Today, March 5, 1901 (Philippines):
Lieutenant General Arthur MacArthur, Jr.; the American Military Governor in the Philippines and father of the famous Gen Douglas MacArthur; formalized the acceptation of the American Circulating Library’s collection using the Philippine Commission through Act Number 96. Today is thus considered the birthday of both the National Library of the Philippines and the Philippine public library system.
Originally, the National Library was set up on, what is now known as, Quintin Paredes Street in Binondo. Something I found quite interesting was that this system also employed roving libraries to ensure customers from all over the islands had a chance to read a book.

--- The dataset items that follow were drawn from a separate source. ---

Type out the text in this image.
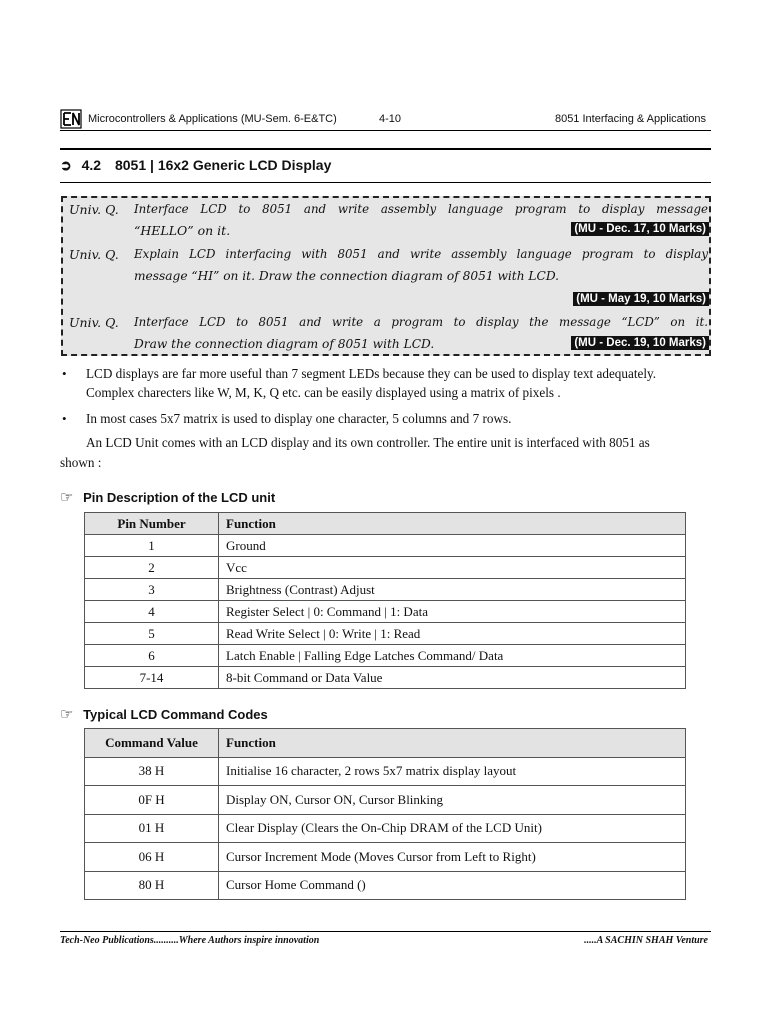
Microcontrollers & Applications (MU-Sem. 6-E&TC)	4-10	8051 Interfacing & Applications
➲ 4.2 8051 | 16x2 Generic LCD Display
Univ. Q. Interface LCD to 8051 and write assembly language program to display message
“HELLO” on it.	(MU - Dec. 17, 10 Marks)
Univ. Q. Explain LCD interfacing with 8051 and write assembly language program to display
message “HI” on it. Draw the connection diagram of 8051 with LCD.
(MU - May 19, 10 Marks)
Univ. Q. Interface LCD to 8051 and write a program to display the message “LCD” on it.
Draw the connection diagram of 8051 with LCD.	(MU - Dec. 19, 10 Marks)
• LCD displays are far more useful than 7 segment LEDs because they can be used to display text adequately.
Complex charecters like W, M, K, Q etc. can be easily displayed using a matrix of pixels .
• In most cases 5x7 matrix is used to display one character, 5 columns and 7 rows.
An LCD Unit comes with an LCD display and its own controller. The entire unit is interfaced with 8051 as
shown :
☞ Pin Description of the LCD unit
Pin Number	Function
1	Ground
2	Vcc
3	Brightness (Contrast) Adjust
4	Register Select | 0: Command | 1: Data
5	Read Write Select | 0: Write | 1: Read
6	Latch Enable | Falling Edge Latches Command/ Data
7-14	8-bit Command or Data Value
☞ Typical LCD Command Codes
Command Value	Function
38 H	Initialise 16 character, 2 rows 5x7 matrix display layout
0F H	Display ON, Cursor ON, Cursor Blinking
01 H	Clear Display (Clears the On-Chip DRAM of the LCD Unit)
06 H	Cursor Increment Mode (Moves Cursor from Left to Right)
80 H	Cursor Home Command ()
Tech-Neo Publications..........Where Authors inspire innovation	.....A SACHIN SHAH Venture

Unfortunately, during the Battle (or Liberation) of Manila, mixed in with fires, bombs, and looters, Filipino history was lost forever. Prior to World War II, the national library contained over 730,000 texts and volumes, including some manuscripts by José Rizal and the original Philippine Declaration of Independence (dated June 12, 1898); however, at the end of the war, less than 37,000 remained. After the war, due to the generosity of the Spanish and United States governments, some of the rare artifacts that were lost were returned to the library.
As today marks the anniversary of this library system, everyone is encouraged to go to their local library and check out a book… as I love history, might I suggest starting there. Take a moment to learn something new while appreciating the long road and struggle your government has taken to grant you this opportunity.